20 En Juda zond den geitenbok door de hand van zijn vriend, den Adullamiet, om het pand uit de hand der vrouw te nemen; maar hij vond haar niet.
And Juda sent a kid by his shepherd, the Odollamite, that he might receive the pledge again, which he had given to the woman: but he, not finding her,
21 En hij vraagde de lieden van haar plaats, zeggende: Waar is de hoer, die bij deze twee fonteinen aan den weg was? En zij zeiden: Hier is geen hoer geweest.
Asked the men of that place: Where is the woman that sat in the cross way? And when they all made answer: There was no harlot in this place,
22 En hij keerde weder tot Juda, en zeide: Ik heb haar niet gevonden; en ook zeiden de lieden van die plaats: Hier is geen hoer geweest.
He returned to Juda, and said to him: I have not found her; moreover the men of that place said to me, that there never sat a harlot there.
23 Toen zeide Juda: Zij neme het voor zich, opdat wij misschien niet tot verachting worden; zie, ik heb deze bok gezonden; maar gij hebt haar niet gevonden.
Juda said: Let her take it to herself; surely she cannot charge us with a, lie: I sent the kid which I promised: and thou didst not find her.
24 En het geschiedde omtrent na drie maanden, dat men Juda te kennen gaf, zeggende: Thamar, uw schoondochter, heeft gehoereerd, en ook zie, zij is zwanger van hoererij. Toen zeide Juda: Breng ze hervoor, dat zij verbrand worde!
And behold after three months they told Juda, saying: Thamar, thy daughter in law hath played the harlot, and she appeareth to have a big belly. And Juda said: Bring her out that she may be burnt.
25 Als zij voorgebracht werd, schikte zij tot haar schoonvader, om te zeggen: Bij den man, wiens deze dingen zijn, ben ik zwanger; en zij zeide: Beken toch, wiens deze zegelring, en deze snoeren, en deze staf zijn.

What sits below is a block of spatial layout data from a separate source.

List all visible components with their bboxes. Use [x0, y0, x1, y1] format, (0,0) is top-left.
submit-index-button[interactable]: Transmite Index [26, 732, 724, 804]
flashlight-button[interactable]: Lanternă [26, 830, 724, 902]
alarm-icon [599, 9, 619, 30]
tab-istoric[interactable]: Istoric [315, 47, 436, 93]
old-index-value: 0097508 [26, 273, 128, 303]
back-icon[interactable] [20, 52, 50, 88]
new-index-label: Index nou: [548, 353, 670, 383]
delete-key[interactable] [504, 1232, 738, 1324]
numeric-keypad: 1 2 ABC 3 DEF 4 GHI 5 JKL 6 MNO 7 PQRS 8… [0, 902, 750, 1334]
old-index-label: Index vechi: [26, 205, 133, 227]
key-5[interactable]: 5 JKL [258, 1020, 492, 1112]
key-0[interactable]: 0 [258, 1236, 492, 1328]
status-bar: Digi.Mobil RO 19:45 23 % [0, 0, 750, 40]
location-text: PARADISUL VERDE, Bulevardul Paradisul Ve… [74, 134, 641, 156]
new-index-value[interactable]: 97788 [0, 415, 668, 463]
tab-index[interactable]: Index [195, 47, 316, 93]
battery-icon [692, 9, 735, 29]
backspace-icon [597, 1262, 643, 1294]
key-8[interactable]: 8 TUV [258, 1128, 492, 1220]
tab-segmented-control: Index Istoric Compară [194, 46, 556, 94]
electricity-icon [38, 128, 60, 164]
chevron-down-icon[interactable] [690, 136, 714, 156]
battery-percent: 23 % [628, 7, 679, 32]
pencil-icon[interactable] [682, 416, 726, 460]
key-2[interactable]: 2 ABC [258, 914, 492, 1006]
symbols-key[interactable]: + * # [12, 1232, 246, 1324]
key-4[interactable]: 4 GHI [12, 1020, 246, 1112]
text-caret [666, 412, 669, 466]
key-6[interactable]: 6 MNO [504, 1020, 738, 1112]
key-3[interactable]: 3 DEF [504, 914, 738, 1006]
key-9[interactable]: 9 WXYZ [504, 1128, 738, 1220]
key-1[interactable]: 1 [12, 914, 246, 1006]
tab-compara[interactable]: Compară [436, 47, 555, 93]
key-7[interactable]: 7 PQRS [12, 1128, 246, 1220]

But when she was led to execution, she sent to her father in law, saying: By the man, to whom these things belong, I am with child. See whose ring, and bracelet, and staff this is.
26 En Juda kende ze, en zeide: Zij is rechtvaardiger dan ik, daarom, omdat ik haar aan mijn zoon Sela niet gegeven heb. En hij bekende haar voortaan niet meer.
But he acknowledging the gifts, said: She is juster than I: because I did not give her to Sela, my son. However, he knew her no more.
27 En het geschiedde ten tijde, als zij baren zou, ziet, zo waren tweelingen in haar buik.
And when she was ready to be brought to bed, there appeared twins in her womb: and in the very delivery of the infants, one put forth a hand, whereon the midwife tied a scarlet thread, saying:
28 En het geschiedde, als zij baarde, dat een de hand uitgaf; en de vroedvrouw nam dezelve, en zij bond een scharlaken draad om zijn hand, zeggende: Deze komt het eerst uit.
This shall come forth the first.
29 Maar het geschiedde, als hij zijn hand weder intoog, ziet, zo kwam zijn broeder uit; en zij zeide: Hoe zijt gij doorgebroken? op u is de breuke! en men noemde zijn naam Perez.
But he drawing back his hand, the other came forth: and the woman said: Why is the partition divided for thee? and therefore called his name Phares.
30 En daarna kwam zijn broeder uit, om wiens hand de scharlaken draad was; en men noemde zijn naam Zera.
Afterwards his brother came out, on whose hand was the scarlet thread: and she called him Zara.